In 2003 the group published the guiding principles and associated advice in a book - "Managing Visitor Safety in the Countryside - principles and practice". A revised edition was produced in 2005; a fully revised and updated booklet was completed and published in January 2012 (see VSCG and NTSG page).

The Health and Safety Executive (HSE)

HSE is the national independent watchdog for work-related health, safety and illness. It is an independent regulator and acts in the public interest to reduce work-related death and serious injury in workplaces in England, Wales and Scotland. Their role also encompasses public safety, particularly the investigation of incidents arising from work activities.

Subsidiary web pages cover the work of HSE's Leisure and Entertainment Sector (

The National Tree Safety Group (NTSG)

The National Tree Safety Group is made up of a number of organisations with an interest in tree risk management. The group came together in August 2007 to discuss the need for a nationally recognised approach to tree safety management. From an early stage, one issue became the priority for the group - the provision of guidance that is proportionate to the risk posed by trees and defendable rather than defensive. The group has published a position statement, and full guidance was finally published in December 2011 (see VSCG and NTSG page).

The National Water Safety Forum

The Forum is an association of organisations that have a wide variety of interests and responsibilities for water safety, including sports governing bodies, rescue services, regulators, navigation and harbour authorities, local government, utilities, and other representative groups. The Forum works in partnership with RoSPA (Royal Society for the Prevention of Accidents) which provides technical and administrative support.

The core of the Forum's work is formed by the six specialist Advisory Groups (beach safety, inland water safety, sea safety, swimming pool safety, water sports, information and research) each comprised of a small number of people with a breadth of relevant knowledge.
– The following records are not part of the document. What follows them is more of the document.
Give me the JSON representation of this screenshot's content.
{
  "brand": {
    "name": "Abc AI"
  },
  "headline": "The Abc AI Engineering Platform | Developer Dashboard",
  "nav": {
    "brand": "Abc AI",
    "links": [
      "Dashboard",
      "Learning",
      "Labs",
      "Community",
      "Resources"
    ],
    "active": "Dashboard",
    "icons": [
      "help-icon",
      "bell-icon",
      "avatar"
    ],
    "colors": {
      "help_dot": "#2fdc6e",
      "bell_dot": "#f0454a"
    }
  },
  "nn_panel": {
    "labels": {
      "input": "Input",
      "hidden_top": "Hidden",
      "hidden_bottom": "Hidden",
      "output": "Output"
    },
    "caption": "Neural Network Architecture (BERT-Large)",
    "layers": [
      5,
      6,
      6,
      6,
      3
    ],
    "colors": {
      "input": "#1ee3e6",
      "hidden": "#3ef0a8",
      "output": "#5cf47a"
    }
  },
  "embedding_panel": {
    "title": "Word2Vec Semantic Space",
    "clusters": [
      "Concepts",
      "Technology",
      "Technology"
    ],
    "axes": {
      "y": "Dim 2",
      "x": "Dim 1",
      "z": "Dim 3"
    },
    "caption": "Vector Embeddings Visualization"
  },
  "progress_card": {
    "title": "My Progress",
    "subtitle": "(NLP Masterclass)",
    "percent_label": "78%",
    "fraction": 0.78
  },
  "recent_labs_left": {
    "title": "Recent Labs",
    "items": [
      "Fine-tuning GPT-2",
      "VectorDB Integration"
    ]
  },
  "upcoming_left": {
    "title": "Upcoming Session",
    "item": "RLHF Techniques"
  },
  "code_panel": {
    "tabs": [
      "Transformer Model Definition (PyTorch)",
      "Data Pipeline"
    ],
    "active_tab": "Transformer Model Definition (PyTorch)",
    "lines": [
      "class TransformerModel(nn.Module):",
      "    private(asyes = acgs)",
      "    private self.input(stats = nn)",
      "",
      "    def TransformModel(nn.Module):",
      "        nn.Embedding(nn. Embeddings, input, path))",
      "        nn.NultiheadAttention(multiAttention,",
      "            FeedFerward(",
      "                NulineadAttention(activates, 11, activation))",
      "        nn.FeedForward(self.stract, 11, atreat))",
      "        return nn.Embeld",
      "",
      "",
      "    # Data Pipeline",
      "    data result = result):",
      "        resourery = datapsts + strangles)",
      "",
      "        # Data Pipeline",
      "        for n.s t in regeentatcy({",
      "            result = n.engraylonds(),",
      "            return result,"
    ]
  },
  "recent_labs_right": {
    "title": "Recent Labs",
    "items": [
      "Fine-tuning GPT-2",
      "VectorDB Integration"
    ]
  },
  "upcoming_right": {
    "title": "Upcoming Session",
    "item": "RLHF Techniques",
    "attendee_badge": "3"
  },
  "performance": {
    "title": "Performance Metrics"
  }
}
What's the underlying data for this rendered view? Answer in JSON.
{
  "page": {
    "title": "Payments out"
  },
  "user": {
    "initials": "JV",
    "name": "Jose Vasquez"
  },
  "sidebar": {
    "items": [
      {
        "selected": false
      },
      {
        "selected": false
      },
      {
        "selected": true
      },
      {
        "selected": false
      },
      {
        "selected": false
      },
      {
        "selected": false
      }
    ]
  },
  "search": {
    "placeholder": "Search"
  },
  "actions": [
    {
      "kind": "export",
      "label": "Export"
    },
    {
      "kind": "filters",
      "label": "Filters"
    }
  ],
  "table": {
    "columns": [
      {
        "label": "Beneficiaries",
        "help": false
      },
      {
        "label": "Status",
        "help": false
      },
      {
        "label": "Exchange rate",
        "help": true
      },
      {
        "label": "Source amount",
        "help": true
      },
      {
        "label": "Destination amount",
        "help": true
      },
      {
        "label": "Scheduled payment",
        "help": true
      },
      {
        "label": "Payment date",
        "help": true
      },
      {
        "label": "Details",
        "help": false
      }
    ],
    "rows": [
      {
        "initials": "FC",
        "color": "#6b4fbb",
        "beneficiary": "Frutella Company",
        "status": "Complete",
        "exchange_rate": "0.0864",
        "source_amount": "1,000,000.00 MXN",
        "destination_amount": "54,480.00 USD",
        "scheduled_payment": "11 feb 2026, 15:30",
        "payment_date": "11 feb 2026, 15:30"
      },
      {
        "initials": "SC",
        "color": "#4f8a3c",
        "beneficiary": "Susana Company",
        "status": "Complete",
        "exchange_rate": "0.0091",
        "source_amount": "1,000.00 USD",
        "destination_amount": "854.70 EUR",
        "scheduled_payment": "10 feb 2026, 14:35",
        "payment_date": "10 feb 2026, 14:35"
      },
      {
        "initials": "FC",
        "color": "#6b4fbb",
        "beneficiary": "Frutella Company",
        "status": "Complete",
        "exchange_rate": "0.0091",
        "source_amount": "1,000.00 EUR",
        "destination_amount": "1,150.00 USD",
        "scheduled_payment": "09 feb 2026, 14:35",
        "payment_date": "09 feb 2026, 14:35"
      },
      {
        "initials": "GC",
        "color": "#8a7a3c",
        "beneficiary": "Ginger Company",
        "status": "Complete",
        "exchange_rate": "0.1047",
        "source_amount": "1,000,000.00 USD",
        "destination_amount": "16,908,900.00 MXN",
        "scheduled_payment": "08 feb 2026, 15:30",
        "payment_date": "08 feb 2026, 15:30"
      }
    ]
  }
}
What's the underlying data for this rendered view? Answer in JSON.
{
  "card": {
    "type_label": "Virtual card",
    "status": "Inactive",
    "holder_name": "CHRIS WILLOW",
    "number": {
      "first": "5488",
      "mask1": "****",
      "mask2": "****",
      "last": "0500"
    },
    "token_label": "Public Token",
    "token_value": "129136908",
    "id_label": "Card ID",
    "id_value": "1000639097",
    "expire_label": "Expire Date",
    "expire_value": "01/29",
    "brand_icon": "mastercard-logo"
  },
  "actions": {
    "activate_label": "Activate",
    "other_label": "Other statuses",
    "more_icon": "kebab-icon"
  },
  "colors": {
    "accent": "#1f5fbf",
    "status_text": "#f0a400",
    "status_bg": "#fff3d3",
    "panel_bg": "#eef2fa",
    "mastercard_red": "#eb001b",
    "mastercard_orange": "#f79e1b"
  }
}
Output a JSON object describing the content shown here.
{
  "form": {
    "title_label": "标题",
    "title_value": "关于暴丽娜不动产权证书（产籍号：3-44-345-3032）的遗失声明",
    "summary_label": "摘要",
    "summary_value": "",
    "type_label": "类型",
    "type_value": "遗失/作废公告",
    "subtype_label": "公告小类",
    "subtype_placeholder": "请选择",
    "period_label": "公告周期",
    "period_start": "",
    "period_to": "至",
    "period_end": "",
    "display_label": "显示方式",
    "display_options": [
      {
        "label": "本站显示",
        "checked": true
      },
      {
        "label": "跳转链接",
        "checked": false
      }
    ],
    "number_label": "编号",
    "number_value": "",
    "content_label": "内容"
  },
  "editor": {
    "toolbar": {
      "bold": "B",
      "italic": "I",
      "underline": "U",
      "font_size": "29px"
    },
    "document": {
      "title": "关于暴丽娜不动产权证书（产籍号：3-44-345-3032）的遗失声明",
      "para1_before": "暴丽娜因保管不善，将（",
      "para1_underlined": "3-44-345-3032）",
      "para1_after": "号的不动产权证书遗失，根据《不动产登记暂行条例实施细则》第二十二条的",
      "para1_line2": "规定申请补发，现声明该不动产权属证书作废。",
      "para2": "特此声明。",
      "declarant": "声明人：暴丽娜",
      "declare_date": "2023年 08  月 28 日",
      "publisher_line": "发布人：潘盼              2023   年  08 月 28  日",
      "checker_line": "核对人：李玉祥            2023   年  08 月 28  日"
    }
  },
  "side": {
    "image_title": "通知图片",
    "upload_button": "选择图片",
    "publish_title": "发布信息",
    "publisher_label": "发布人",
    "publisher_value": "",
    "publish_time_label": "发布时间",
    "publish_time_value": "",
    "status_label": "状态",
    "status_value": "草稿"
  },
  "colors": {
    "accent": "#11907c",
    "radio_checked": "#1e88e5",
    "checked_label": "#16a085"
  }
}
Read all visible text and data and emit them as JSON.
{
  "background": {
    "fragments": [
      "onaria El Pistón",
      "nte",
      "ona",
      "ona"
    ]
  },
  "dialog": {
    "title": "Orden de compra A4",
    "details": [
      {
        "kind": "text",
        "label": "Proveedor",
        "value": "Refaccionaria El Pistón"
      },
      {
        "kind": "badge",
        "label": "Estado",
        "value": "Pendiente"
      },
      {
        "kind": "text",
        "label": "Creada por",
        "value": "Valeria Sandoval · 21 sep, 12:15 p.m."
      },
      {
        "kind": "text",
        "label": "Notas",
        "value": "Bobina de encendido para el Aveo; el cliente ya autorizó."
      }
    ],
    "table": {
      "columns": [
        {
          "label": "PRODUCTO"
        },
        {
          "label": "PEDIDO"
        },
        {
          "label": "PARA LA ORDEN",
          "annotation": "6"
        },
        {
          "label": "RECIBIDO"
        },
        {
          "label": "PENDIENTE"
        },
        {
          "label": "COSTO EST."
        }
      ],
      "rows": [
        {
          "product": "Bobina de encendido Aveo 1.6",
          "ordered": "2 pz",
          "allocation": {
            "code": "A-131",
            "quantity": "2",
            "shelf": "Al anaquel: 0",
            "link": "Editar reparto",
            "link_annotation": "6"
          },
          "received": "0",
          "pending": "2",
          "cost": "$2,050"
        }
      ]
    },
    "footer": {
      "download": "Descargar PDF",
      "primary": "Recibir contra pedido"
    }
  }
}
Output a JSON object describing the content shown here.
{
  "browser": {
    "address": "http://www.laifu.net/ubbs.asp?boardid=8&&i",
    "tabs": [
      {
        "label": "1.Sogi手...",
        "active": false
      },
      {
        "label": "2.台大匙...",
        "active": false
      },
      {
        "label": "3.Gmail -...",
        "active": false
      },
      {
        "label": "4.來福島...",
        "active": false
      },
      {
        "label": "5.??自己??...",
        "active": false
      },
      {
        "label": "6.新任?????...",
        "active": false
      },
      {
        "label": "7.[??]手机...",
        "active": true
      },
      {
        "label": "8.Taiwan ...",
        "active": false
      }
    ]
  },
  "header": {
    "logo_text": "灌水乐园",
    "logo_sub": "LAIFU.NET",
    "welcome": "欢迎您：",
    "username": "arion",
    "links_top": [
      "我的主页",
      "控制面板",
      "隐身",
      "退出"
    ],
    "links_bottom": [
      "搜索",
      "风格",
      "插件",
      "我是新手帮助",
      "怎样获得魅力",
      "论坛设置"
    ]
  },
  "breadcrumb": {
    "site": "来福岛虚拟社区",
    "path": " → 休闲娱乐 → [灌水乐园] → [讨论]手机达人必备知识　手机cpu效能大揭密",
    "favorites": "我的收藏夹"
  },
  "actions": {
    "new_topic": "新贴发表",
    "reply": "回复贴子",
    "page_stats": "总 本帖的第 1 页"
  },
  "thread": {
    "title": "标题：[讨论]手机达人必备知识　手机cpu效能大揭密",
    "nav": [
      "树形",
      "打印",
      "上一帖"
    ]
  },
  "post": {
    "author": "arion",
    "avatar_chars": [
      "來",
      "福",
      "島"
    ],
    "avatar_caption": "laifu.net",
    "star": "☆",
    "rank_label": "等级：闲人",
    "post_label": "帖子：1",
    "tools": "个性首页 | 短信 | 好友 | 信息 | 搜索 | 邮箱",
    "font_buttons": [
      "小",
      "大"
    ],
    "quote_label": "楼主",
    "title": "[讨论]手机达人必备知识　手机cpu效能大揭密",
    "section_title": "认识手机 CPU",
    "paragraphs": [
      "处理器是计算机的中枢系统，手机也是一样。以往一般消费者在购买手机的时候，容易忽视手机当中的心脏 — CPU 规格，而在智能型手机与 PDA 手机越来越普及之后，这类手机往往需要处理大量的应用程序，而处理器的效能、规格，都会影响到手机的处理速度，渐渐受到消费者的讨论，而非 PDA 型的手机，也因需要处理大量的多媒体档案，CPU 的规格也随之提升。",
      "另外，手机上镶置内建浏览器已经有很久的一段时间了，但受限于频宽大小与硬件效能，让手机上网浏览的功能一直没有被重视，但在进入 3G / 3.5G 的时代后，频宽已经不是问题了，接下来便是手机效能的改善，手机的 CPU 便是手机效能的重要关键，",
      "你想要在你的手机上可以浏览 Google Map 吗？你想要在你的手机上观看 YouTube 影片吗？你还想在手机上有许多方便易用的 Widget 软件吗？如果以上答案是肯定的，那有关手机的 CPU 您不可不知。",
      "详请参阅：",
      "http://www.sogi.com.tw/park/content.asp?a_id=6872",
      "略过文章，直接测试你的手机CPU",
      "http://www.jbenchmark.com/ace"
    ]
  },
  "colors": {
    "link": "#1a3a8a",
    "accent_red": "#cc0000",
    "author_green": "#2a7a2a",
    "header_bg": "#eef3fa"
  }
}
Membership of the Advisory Groups is by invitation based on the person's potential to contribute rather than whom they represent.

The Forum has developed a set of principles for water safety, based on the VSCG guiding principles.

Institute of Occupational Safety and Health (IOSH) - Rural Industries Group

The IOSH Rural Industries Group covers agriculture, horticulture, forestry, fisheries, conservation, equine activities, rural estate management and other businesses that get their income from the rural economy. It has around 300 members, and its main focus is on professionals who work in isolated or remote locations. It also provides industry news from a wide range of sources on its web site. This IOSH group is the one most relevant to visitor safety issues.

Play Safety Forum

The Play Safety Forum (PSF) is an independent forum hosted by Play England as part of its work to research, develop and advocate effective policies and good practice for play provision.

The PSF focuses on two key areas:

  • defining the role of risk and challenge in play and play provision.
  • advising on policy in relation to risk and safety in places where children play.

      PSF members include national organisations that have an active interest in the development and implementation of good practice in play provision, with particular reference to issues of risk and health and safety. It has published important guidance documents, particularly "Managing risk in play provision", one of the first publications to incorporate the concept of risk-benefit assessment.

Historic Houses Association

The Historic Houses Association (HHA) represents 1500 privately-owned historic houses, castles and gardens throughout the UK. These are listed buildings or designated gardens, usually Grade I or II*, and are often outstanding. Many are considered to be iconic symbols of Britain's unique heritage. Around 300 HHA houses open to the public for day visitors, attracting between them about 14 million visitors each year. Others open for special visits, weddings, corporate events or short breaks.